In a recent article from the New York Times, writer Mary Pilon wrote an expansive narrative about a man who faked his own death.
"Tomato Can Blues" focuses on Charlie Rowan, a relatively unknown cage fighter from Gladwin, Michigan. He was fairly active in mixed martial arts, which combined jujitsu, kickboxing, karate, and other disciplines. The fights were short, and pretty brutal.
But here's the twist. When Rowan was really tight on money and didn't know where to go, he pretended to die. Or rather, he had his girlfriend tell everyone he died.
The narrative can be read online, but there's also an audio version read by Bobby Cannavale, the guy from Boardwalk Empire.
Here's a very dramatic (and enticing) clip from the story:
DiPonio drove for two hours from Traverse City to Gladwin for a makeshift memorial at the home of Rowan’s girlfriend. Rowan’s mother sat in the living room, quietly weeping.

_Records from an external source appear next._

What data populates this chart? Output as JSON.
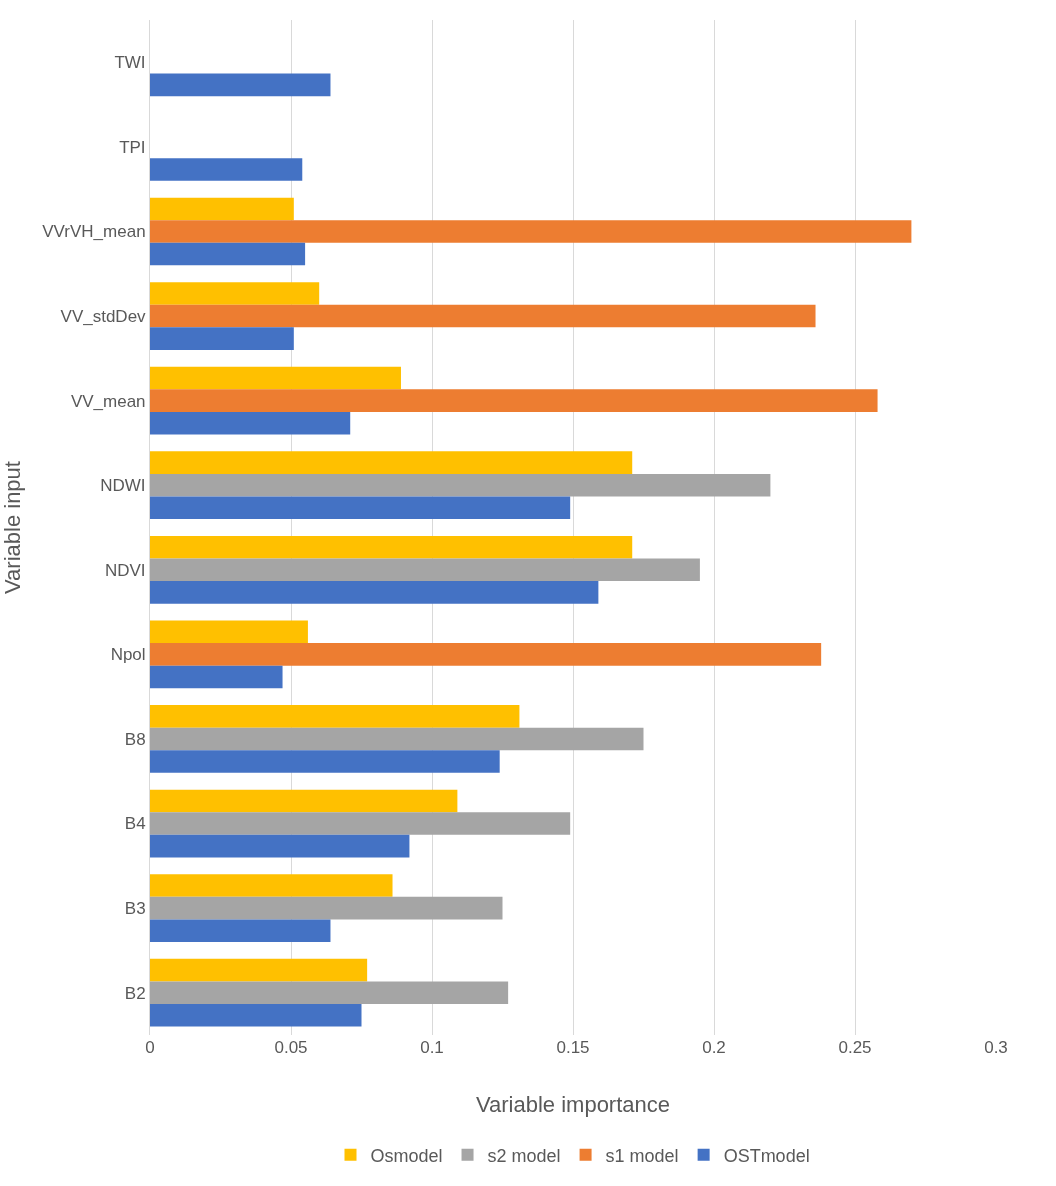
{
  "chart_data": {
    "type": "bar",
    "orientation": "horizontal",
    "xlabel": "Variable importance",
    "ylabel": "Variable input",
    "categories": [
      "TWI",
      "TPI",
      "VVrVH_mean",
      "VV_stdDev",
      "VV_mean",
      "NDWI",
      "NDVI",
      "Npol",
      "B8",
      "B4",
      "B3",
      "B2"
    ],
    "series": [
      {
        "name": "Osmodel",
        "color": "#ffc000",
        "values": [
          null,
          null,
          0.051,
          0.06,
          0.089,
          0.171,
          0.171,
          0.056,
          0.131,
          0.109,
          0.086,
          0.077
        ]
      },
      {
        "name": "s2 model",
        "color": "#a5a5a5",
        "values": [
          null,
          null,
          null,
          null,
          null,
          0.22,
          0.195,
          null,
          0.175,
          0.149,
          0.125,
          0.127
        ]
      },
      {
        "name": "s1 model",
        "color": "#ed7d31",
        "values": [
          null,
          null,
          0.27,
          0.236,
          0.258,
          null,
          null,
          0.238,
          null,
          null,
          null,
          null
        ]
      },
      {
        "name": "OSTmodel",
        "color": "#4472c4",
        "values": [
          0.064,
          0.054,
          0.055,
          0.051,
          0.071,
          0.149,
          0.159,
          0.047,
          0.124,
          0.092,
          0.064,
          0.075
        ]
      }
    ],
    "xlim": [
      0,
      0.3
    ],
    "xticks": [
      0,
      0.05,
      0.1,
      0.15,
      0.2,
      0.25,
      0.3
    ],
    "grid": "x",
    "legend": "bottom"
  }
}
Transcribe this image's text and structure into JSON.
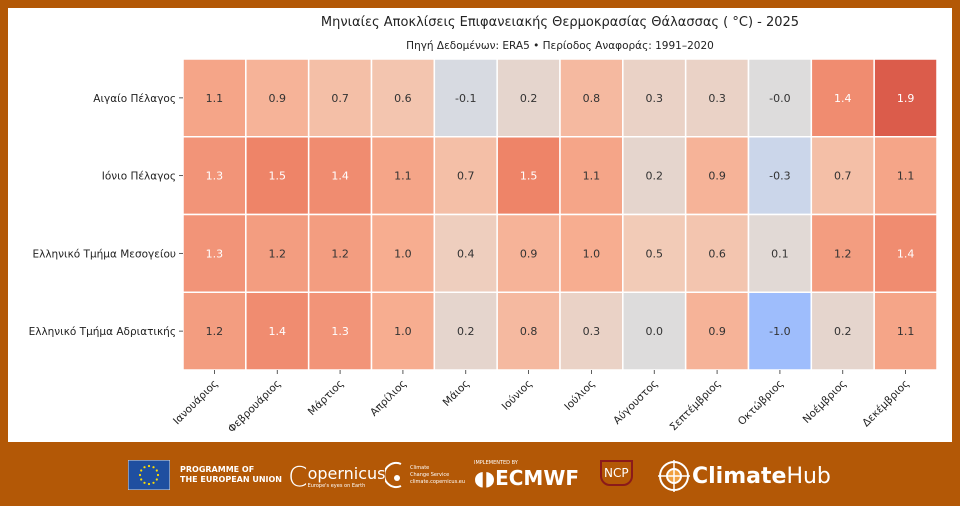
{
  "chart_data": {
    "type": "heatmap",
    "title": "Μηνιαίες Αποκλίσεις Επιφανειακής Θερμοκρασίας Θάλασσας ( °C) - 2025",
    "subtitle": "Πηγή Δεδομένων: ERA5 • Περίοδος Αναφοράς: 1991–2020",
    "colormap": "coolwarm",
    "vrange": [
      -2.5,
      2.5
    ],
    "columns": [
      "Ιανουάριος",
      "Φεβρουάριος",
      "Μάρτιος",
      "Απρίλιος",
      "Μάιος",
      "Ιούνιος",
      "Ιούλιος",
      "Αύγουστος",
      "Σεπτέμβριος",
      "Οκτώβριος",
      "Νοέμβριος",
      "Δεκέμβριος"
    ],
    "rows": [
      "Αιγαίο Πέλαγος",
      "Ιόνιο Πέλαγος",
      "Ελληνικό Τμήμα Μεσογείου",
      "Ελληνικό Τμήμα Αδριατικής"
    ],
    "labels": [
      [
        "1.1",
        "0.9",
        "0.7",
        "0.6",
        "-0.1",
        "0.2",
        "0.8",
        "0.3",
        "0.3",
        "-0.0",
        "1.4",
        "1.9"
      ],
      [
        "1.3",
        "1.5",
        "1.4",
        "1.1",
        "0.7",
        "1.5",
        "1.1",
        "0.2",
        "0.9",
        "-0.3",
        "0.7",
        "1.1"
      ],
      [
        "1.3",
        "1.2",
        "1.2",
        "1.0",
        "0.4",
        "0.9",
        "1.0",
        "0.5",
        "0.6",
        "0.1",
        "1.2",
        "1.4"
      ],
      [
        "1.2",
        "1.4",
        "1.3",
        "1.0",
        "0.2",
        "0.8",
        "0.3",
        "0.0",
        "0.9",
        "-1.0",
        "0.2",
        "1.1"
      ]
    ]
  },
  "footer": {
    "eu_line1": "PROGRAMME OF",
    "eu_line2": "THE EUROPEAN UNION",
    "copernicus": "opernicus",
    "copernicus_c": "C",
    "copernicus_tag": "Europe's eyes on Earth",
    "c3s_line1": "Climate",
    "c3s_line2": "Change Service",
    "c3s_url": "climate.copernicus.eu",
    "ecmwf_pre": "IMPLEMENTED BY",
    "ecmwf": "ECMWF",
    "ncp": "NCP",
    "climatehub_a": "Climate",
    "climatehub_b": "Hub"
  }
}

DiPonio and other promoters planned a string of benefits for the Rowan family, including one called the Fight for Charlie. The fighters were enemies in the cage, but they pulled together to help one of their own. A heavyweight who had once knocked out Rowan in fewer than 90 seconds agreed to work as a judge at the largest benefit.
The Fight for Charlie took place March 9. Ring girls sold raffle tickets to a crowd of about 1,000. A young fighter declared from the cage that he was dedicating his bout to Rowan’s memory.
“Thank you for helping us raise money for Charlie Rowan’s family,” a promoter wrote on Facebook after one of the benefits. “Thank you for letting it all out in the cage for us.” He added that Rowan was “there with us in spirit and would have been very proud of all of you!”
Less than two weeks later, a Gladwin gun store was robbed.
When Scott DiPonio, the fight promoter, saw the suspect’s mug shot on the next day’s news, his stomach dropped. It was the late Charlie Rowan, back from the dead.